Let $a$ , $b$ be integers and $m$ a non-zero integer. We say that $a$ is congruent to $b$ modulo $m$ , if $m$ divides $b-a$ (the word modulo is the dative case of the Latin noun modulus meaning the 'module'). We write this number congruence or shortly congruence as $$a\equiv b\pmod{m}.$$

If $a$ and $b$ are congruent modulo $m$ , it means that both numbers leave the same residue when divided by $m$ .

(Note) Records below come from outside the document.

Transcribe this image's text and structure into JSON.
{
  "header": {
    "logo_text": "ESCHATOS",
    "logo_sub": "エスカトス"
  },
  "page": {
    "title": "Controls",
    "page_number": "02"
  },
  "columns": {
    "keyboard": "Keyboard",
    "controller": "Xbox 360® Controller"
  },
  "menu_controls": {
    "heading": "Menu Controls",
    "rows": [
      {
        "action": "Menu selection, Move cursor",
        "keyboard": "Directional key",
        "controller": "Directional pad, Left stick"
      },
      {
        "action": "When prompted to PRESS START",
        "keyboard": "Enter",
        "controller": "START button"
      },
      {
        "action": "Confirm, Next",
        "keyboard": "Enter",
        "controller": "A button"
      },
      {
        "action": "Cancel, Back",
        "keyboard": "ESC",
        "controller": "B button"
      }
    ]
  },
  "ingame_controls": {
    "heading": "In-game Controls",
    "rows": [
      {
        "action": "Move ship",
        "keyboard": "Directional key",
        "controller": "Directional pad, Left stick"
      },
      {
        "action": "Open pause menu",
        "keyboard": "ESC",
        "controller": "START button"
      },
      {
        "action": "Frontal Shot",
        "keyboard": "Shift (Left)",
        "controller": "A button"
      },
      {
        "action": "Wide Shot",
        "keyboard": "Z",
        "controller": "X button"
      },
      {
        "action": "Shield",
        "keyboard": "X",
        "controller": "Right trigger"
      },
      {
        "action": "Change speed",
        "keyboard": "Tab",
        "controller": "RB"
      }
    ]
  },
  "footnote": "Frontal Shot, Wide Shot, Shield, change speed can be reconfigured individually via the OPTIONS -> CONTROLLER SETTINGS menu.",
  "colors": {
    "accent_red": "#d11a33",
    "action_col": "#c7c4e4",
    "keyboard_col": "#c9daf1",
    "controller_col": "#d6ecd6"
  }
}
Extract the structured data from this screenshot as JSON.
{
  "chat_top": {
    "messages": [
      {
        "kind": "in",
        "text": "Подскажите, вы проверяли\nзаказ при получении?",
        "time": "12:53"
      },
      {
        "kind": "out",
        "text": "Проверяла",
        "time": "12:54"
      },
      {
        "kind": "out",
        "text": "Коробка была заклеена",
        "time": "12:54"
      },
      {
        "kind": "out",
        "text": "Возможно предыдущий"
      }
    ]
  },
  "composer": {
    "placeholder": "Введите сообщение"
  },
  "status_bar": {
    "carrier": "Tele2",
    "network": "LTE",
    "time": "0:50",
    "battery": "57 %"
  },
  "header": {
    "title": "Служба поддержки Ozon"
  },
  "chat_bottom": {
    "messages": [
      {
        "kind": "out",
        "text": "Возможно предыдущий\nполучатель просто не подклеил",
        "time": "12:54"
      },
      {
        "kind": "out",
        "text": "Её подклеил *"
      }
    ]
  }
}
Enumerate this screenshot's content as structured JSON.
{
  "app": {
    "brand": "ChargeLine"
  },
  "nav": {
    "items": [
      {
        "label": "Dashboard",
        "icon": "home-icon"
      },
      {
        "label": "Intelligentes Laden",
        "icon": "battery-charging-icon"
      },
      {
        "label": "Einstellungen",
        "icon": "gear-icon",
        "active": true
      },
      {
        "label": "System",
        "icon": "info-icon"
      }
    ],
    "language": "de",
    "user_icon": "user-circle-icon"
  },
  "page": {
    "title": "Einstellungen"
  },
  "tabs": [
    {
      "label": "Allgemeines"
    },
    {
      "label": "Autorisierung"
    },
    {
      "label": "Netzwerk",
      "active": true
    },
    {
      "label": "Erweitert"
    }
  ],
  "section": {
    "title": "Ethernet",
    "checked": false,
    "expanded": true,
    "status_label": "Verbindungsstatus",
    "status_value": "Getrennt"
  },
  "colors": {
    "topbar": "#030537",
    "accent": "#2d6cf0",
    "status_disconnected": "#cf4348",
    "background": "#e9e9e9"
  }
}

Congruence with a fixed module is an equivalence relation on $\mathbb{Z}$ . The set of equivalence classes, the so-called residue classes, is a cyclic group of order $m$ (assuming it positive) with respect to addition and a ring if we consider also the multiplication modulo $m$ . This ring is usually denoted as $$\frac{\mathbb{Z}}{m\mathbb{Z}}$$ and called the residue class ring modulo $m$ . This ring is also commonly denoted as $\mathbb{Z}_m$ , $\mathbb{Z}/(m)$ . However, when $m = p$ is a prime number, notation $\mathbb{Z}_p$ is also used to denote $p$ -adic numbers.

Properties of congruences

1. If $a\equiv b\pmod{m}$ , then $a\!+\!c\equiv b\!+\!c\pmod{m}$ and $ac\equiv bc\pmod{m}$ .
2. If $a\equiv b\pmod{m}$ and $c\equiv d\pmod{m}$ , then $a\!\pm\!c\equiv b\!\pm\!d\pmod{m}$ and $ac\equiv bd\pmod{m}$ .
3. If $a\equiv b\pmod{m}$ and $f$ is a polynomial with integer coefficients, then $f(a)\equiv f(b)\pmod{m}$ .
4. If $ac\equiv bc\pmod{m}$ and $\gcd(c,\,m) = 1$ , then $a\equiv b\pmod{m}$ .
5. If $ac \equiv bc \pmod{m}$ , then $a \equiv b \pmod{\frac{m}{\gcd(c,\,m)}}$ .
   

Proof of 5. Let $\gcd(c,\,m) := d,\;\; c := c'd,\;\; m := m'd$ , where $\gcd(c',\,m') = 1$ . The given congruence means that $m \mid (a\!-\!b)c$ , whence $m' \mid (a\!-\!b)c'$ . Since $c'$ and $m'$ are coprime, we infer that $m' \mid a\!-\!b$ , i.e. $a \equiv b \pmod{m'}$ . Q.E.D.

Remark. For justifying the latter asserted congruence of 2, one forms the sum $(a-b)c+(c-d)b$ in which the both differences are supposed divisible by $m$ . Since the sum is simply $ac-bd$ and divisible by $m$ , one obtains the asserted congruence. By induction, it is generalised to the case with any number $n$ of factors on both sides; hence one infers also the result $a^n \equiv b^n \pmod{m}$ .